Blood Pressure Meter

I have high blood pressure.

When this was discovered a few years ago my doctor did what any doctor would do: she prescribed medication that lowered my pressure. This addressed the symptom, but didn't really fix the problem. The problem was too much time on the computer with a sandwich in one hand and my scintillating opinions in the other, and not enough time with no food in either hand while actually doing something.

There was nothing wrong with my doctor's approach, of course. This is how we work in modern society: we want the fix that isn't just quick, but also simple. Take the one right pill. Elect the one right guy. Get the one right cell phone. Find the one right significant other. Eat the one right food. Skip the one wrong food. Even our notion of "common sense" is biased toward simple, straightforward, easy-to-digest tidbits. Why else would ideas like the Greek, Okinawan, or Abkhazian, diets gain so much traction?

The most effective (not to mention often the only effective) approach is rarely that simple. In the case of my high blood pressure I needed to not just exercise and not just avoid this food or emphasize that one – I needed to make that oft-discussed and rarely seen "lifestyle change," and so far it has halved my blood pressure prescription and will likely eliminate it next year.

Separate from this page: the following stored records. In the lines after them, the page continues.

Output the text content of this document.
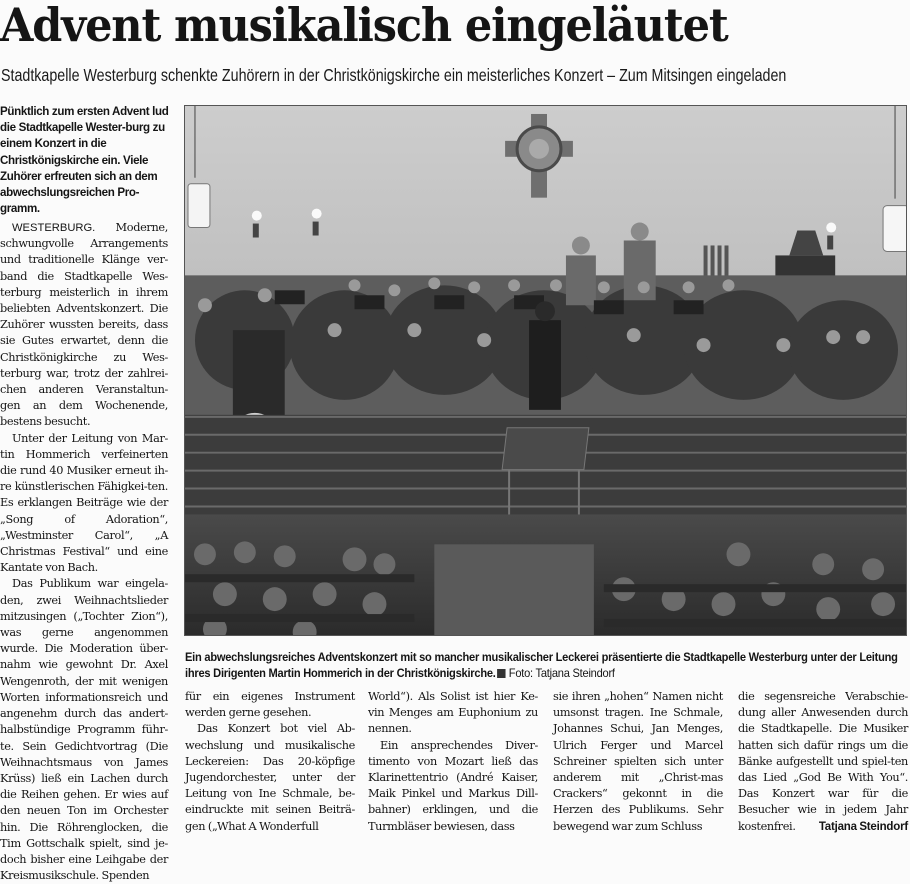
Advent musikalisch eingeläutet
Stadtkapelle Westerburg schenkte Zuhörern in der Christkönigskirche ein meisterliches Konzert – Zum Mitsingen eingeladen

Pünktlich zum ersten Advent lud die Stadtkapelle Wester-burg zu einem Konzert in die Christkönigskirche ein. Viele Zuhörer erfreuten sich an dem abwechslungsreichen Pro-gramm.

WESTERBURG. Moderne, schwungvolle Arrangements und traditionelle Klänge ver-band die Stadtkapelle Wes-terburg meisterlich in ihrem beliebten Adventskonzert. Die Zuhörer wussten bereits, dass sie Gutes erwartet, denn die Christkönigkirche zu Wes-terburg war, trotz der zahlrei-chen anderen Veranstaltun-gen an dem Wochenende, bestens besucht.

Unter der Leitung von Mar-tin Hommerich verfeinerten die rund 40 Musiker erneut ih-re künstlerischen Fähigkei-ten. Es erklangen Beiträge wie der „Song of Adoration“, „Westminster Carol“, „A Christmas Festival“ und eine Kantate von Bach.

Das Publikum war eingela-den, zwei Weihnachtslieder mitzusingen („Tochter Zion“), was gerne angenommen wurde. Die Moderation über-nahm wie gewohnt Dr. Axel Wengenroth, der mit wenigen Worten informationsreich und angenehm durch das andert-halbstündige Programm führ-te. Sein Gedichtvortrag (Die Weihnachtsmaus von James Krüss) ließ ein Lachen durch die Reihen gehen. Er wies auf den neuen Ton im Orchester hin. Die Röhrenglocken, die Tim Gottschalk spielt, sind je-doch bisher eine Leihgabe der Kreismusikschule. Spenden

Ein abwechslungsreiches Adventskonzert mit so mancher musikalischer Leckerei präsentierte die Stadtkapelle Westerburg unter der Leitung ihres Dirigenten Martin Hommerich in der Christkönigskirche. Foto: Tatjana Steindorf

für ein eigenes Instrument werden gerne gesehen.

Das Konzert bot viel Ab-wechslung und musikalische Leckereien: Das 20-köpfige Jugendorchester, unter der Leitung von Ine Schmale, be-eindruckte mit seinen Beiträ-gen („What A Wonderfull

World“). Als Solist ist hier Ke-vin Menges am Euphonium zu nennen.

Ein ansprechendes Diver-timento von Mozart ließ das Klarinettentrio (André Kaiser, Maik Pinkel und Markus Dill-bahner) erklingen, und die Turmbläser bewiesen, dass

sie ihren „hohen“ Namen nicht umsonst tragen. Ine Schmale, Johannes Schui, Jan Menges, Ulrich Ferger und Marcel Schreiner spielten sich unter anderem mit „Christ-mas Crackers“ gekonnt in die Herzen des Publikums. Sehr bewegend war zum Schluss

die segensreiche Verabschie-dung aller Anwesenden durch die Stadtkapelle. Die Musiker hatten sich dafür rings um die Bänke aufgestellt und spiel-ten das Lied „God Be With You“. Das Konzert war für die Besucher wie in jedem Jahr kostenfrei. Tatjana Steindorf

So why discuss this on Dog Star Daily? Bear with me.

I have a young couple in one of my basic obedience classes. Their very large dog started out displaying some very aggressive behaviors, and I had to make a quick decision the first week of class: do I try to convince them to switch to privates? Will they follow through if I do? Can they afford it? Will privates really help? I have some great management options at this particular location, and decided that they would benefit from the classes, while I doubted they would follow through with privates or being sent 50 minutes away to the closest “growl” classes.

Meanwhile, the couple wanted the simple solution. Throughout the first couple of classes I fielded numerous question that were steered in, let’s say, one particular direction. While it is easy to blame you-know-who, which came first? The “simple” solution to dog training or our collective desire for simple “homespun” solutions?

I’m happy report that after 5 short weeks the change in this dog is amazing. Redirecting the people toward better communication, management, and training new behaviors, in other words a set of approaches rather than one, has paid off.

It’s natural to grasp onto simple-sounding “logical” advice. We need to understand not just so we can find the right approach but also so we can understand why people do what they do.